Pines(80)
Jenkins said, “Please don’t make us hurt you.”
Ethan shot a glance up the last aisle—two more figures loomed in the fog.
He was cornered.
Said, “What is this?”
“I understand you want to know.”
“Do you.”
The psychiatrist studied him for a moment. “You look terrible, Ethan.”
“So I was what, frozen?”
“You were chemically suspended.”
“What does that even mean?”
“To oversimplify, we use hydrogen sulfide to induce hypothermia. Once the core temperature is at ambient levels, we pack you in volcanic sand and crank up the sulfur gas to a concentration that kills all aerobic bacteria. Then we attack the anaerobic. Basically anything that supports cell senescence. This puts you in a highly efficient state of suspended animation.”
“So you’re telling me that, at least for a time, I was dead?”

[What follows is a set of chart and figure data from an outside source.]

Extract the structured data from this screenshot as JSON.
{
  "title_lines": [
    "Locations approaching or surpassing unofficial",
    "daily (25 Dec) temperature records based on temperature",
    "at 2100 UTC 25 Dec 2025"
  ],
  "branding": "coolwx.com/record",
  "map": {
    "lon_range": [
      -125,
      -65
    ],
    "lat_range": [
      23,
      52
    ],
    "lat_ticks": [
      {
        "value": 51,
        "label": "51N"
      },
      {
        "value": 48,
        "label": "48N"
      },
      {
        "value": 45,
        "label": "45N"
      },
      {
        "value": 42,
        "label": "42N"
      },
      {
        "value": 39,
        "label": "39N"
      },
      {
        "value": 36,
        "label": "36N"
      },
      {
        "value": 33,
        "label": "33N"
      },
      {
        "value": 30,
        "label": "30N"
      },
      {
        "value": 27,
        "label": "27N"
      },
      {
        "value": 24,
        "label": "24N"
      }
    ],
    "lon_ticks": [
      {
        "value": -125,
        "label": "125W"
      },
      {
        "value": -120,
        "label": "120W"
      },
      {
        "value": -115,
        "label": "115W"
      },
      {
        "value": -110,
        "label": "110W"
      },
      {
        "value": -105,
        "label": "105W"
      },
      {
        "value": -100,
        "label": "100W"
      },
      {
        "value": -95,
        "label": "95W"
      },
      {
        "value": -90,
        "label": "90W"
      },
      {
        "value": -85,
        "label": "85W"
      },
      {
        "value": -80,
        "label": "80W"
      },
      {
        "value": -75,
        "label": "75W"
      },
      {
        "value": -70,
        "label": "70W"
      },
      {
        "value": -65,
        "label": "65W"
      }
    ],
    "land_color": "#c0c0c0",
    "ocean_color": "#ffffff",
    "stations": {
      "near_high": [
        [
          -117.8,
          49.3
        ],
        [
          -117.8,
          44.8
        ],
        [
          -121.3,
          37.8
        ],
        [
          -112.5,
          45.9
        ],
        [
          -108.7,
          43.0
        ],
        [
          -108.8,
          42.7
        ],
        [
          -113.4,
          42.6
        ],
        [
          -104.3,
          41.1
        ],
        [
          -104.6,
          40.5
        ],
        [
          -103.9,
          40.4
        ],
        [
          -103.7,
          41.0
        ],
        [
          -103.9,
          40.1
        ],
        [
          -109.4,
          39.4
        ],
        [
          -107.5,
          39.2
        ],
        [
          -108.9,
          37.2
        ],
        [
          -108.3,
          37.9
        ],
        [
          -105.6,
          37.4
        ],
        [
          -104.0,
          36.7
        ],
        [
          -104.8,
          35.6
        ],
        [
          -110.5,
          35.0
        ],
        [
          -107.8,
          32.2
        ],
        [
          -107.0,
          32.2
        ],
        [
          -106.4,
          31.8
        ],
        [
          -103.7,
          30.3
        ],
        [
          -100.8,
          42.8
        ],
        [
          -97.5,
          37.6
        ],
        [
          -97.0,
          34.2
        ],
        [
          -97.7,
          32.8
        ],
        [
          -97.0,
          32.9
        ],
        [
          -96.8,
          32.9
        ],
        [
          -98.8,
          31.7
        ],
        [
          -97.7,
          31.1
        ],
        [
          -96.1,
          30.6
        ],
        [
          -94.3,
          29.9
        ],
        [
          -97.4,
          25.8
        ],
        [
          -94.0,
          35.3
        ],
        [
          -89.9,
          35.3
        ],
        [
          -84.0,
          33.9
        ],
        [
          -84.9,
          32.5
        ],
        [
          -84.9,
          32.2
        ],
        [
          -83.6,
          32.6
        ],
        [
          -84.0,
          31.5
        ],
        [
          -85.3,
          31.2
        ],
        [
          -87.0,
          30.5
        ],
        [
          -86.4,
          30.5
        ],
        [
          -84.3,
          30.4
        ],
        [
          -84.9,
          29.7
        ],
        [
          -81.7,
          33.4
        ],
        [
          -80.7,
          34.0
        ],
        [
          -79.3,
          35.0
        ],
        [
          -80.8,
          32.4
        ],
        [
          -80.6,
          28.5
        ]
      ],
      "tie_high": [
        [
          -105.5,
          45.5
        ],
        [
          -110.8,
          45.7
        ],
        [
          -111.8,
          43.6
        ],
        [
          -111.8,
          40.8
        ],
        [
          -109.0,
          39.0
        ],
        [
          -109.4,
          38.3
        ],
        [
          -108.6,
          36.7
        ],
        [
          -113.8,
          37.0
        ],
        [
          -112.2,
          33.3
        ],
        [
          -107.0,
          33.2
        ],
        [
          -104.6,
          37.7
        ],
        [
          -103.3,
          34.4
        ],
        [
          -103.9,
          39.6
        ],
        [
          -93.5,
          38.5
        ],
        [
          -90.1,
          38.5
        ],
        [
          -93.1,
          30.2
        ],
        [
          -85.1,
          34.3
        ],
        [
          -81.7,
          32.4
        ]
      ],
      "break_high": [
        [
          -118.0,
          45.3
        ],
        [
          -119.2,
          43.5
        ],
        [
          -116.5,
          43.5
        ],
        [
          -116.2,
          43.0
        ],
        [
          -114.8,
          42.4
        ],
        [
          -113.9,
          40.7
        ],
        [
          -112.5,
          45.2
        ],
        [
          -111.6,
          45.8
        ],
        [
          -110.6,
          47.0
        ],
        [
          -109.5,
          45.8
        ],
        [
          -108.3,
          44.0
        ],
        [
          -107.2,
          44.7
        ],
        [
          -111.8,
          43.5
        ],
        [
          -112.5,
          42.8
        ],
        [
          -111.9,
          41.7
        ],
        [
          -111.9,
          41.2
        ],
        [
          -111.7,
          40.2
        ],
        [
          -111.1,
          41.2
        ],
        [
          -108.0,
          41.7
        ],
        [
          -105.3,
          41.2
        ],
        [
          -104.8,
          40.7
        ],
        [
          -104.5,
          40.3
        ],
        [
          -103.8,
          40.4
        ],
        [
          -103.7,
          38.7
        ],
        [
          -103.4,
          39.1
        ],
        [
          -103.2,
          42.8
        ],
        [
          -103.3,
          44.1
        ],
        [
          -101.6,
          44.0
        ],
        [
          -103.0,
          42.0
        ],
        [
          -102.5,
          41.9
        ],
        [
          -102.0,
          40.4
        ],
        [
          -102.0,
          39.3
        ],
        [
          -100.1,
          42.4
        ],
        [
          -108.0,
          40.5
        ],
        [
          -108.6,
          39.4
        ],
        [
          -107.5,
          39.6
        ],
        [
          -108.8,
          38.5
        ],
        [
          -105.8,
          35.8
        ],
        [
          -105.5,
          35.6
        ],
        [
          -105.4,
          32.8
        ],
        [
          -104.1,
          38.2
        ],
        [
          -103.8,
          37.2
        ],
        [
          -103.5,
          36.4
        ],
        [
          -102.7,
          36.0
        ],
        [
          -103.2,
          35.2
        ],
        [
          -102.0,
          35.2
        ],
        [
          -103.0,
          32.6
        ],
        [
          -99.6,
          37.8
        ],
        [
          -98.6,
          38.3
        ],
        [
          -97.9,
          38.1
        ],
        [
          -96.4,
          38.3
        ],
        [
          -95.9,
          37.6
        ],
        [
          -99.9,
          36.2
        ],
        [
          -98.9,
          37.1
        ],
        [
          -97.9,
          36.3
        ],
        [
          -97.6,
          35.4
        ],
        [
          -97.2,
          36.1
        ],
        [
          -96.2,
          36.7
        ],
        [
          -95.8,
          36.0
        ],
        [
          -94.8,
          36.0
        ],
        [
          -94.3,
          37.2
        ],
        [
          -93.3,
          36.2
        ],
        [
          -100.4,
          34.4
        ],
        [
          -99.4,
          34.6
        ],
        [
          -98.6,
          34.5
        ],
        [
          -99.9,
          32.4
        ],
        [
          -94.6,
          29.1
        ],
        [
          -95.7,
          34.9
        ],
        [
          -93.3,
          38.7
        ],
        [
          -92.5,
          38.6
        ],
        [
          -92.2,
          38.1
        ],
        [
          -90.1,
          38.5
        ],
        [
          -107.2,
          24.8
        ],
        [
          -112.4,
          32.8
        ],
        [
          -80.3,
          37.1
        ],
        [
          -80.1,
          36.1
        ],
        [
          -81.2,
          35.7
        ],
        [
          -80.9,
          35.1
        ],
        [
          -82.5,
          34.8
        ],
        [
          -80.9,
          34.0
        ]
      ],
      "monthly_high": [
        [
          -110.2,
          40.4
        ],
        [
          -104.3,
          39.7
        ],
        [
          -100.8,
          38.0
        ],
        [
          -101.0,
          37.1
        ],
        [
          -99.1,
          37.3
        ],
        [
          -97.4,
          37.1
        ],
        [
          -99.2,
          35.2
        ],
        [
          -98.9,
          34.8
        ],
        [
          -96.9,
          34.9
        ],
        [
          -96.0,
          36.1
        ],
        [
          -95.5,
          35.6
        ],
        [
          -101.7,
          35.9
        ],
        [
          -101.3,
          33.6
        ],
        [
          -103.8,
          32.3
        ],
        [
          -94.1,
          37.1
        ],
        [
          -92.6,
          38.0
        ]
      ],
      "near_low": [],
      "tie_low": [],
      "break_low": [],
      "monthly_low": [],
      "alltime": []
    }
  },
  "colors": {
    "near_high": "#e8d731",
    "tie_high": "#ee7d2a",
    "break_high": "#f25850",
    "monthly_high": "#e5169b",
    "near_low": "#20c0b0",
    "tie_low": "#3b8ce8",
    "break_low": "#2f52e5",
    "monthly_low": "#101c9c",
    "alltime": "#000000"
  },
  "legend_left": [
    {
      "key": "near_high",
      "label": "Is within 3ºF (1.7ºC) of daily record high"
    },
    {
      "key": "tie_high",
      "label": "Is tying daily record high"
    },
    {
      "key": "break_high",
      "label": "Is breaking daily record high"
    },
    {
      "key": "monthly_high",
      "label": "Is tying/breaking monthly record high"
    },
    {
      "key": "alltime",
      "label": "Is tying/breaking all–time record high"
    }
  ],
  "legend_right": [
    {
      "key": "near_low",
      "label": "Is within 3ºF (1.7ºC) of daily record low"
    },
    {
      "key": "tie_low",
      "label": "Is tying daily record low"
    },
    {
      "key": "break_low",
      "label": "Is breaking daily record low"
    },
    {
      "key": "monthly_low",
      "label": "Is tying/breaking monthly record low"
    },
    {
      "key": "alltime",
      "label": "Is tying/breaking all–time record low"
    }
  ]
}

“No. Dead...by definition...is something that can’t be undone. We like to think of it as turning you off in such a way that allows us to turn you on again. To reboot you. Keep in mind, I’m giving you the dummy’s guide to a very delicate and complex process. One that took decades to perfect.”
Jenkins moved forward with the caution he might have used to approach a rabid animal. His thugs kept close, inching forward themselves, but he waved them back, stopping two feet away from Ethan, and reaching out slowly until his hand touched Ethan’s shoulder.
“I understand this is a lot to take in. That fact is not lost on me. You aren’t crazy, Ethan.”
“I know that. I’ve always known that. So what is this all about then? What does it mean?”
“You’d like for me to show you?”
“What do you think?”
“All right, Ethan. All right. But I have to warn you...I’m going to ask for something in return.”
“What?”
Jenkins didn’t answer. Instead, he just smiled and touched something to Ethan’s side.
Ethan heard clicking, realized what was coming a half second before it hit him—like jumping into a freezing lake, every muscle flexing in unison, his knees locking, and a blast-furnace burn at the excruciating point of contact.
Then he was on the ground, his entire body vibrating and Jenkins’s knee digging into the small of his back.
The pinch of a needle sliding into the side of his neck cut through the effects of the electro-muscular disruption, and Jenkins must have hit a vein, because almost immediately, the pain of the Taser hit melted away.
The pain of everything melted away.
The euphoric rush coming fast and hard and Ethan struggling to see through it, to keep a finger on the fear of what was happening.
But the drug was too beautiful.
Too heavy.
It pulled him under into a painless bliss.
CHAPTER 17
Barely two seconds have elapsed since the last grain of black sand emptied from the upper bulb of the hourglass when the door unlocks and swings open.
Aashif stands in the doorway smiling.
It is the first time Ethan has seen him without a hood, and it strikes him that this does not look like a man who is capable of doing the things to Ethan he has promised he will do.
His face is clean-shaven with only the faintest peppering of stubble.
Hair black and midlength and greased back.
“Which of your parents was white?” Ethan asks.
“My mother was British.” Aashif steps into the room. At the desk, he stops and stares down at the sheet of paper. Points to it. “I trust it is not blank on the other side.” He turns it over, studies it for a moment, and shakes his head as his eyes rise to Ethan’s. “You were to write down something that made me happy. Did you not understand my instructions?”
“Your English is fine. I understood.”
“Then maybe you do not believe I will do what I have said.”
“No, I believe you.”
“What then? Why did you not write something?”
“But I did.”
“In invisible ink?”
Now Ethan smiles. It takes everything within his power to stifle the tremor that keeps threatening to move through his hands.
He holds up his left.
“I wrote this,” he says, showing the tattoo he carved into his palm with the tip of the ballpoint pen—dark blue and sloppy, his hand still bleeding in places. But given the time constraints and the circumstance, it was the best he could do. He says, “I know that soon I will be screaming. In terrible pain. Every time you wonder what I’m thinking, even though I may not be able to speak, you can just look at my hand and take those two words to heart. It’s an American saying. I trust you understand its full meaning?”
“You have no idea,” Aashif whispers, and for the first time, Ethan registers unchecked emotion in the man’s eyes. Through the fear, he makes himself catalog the satisfaction of having broken this monster’s cool, knowing it may be his only moment of victory in this brutal transaction.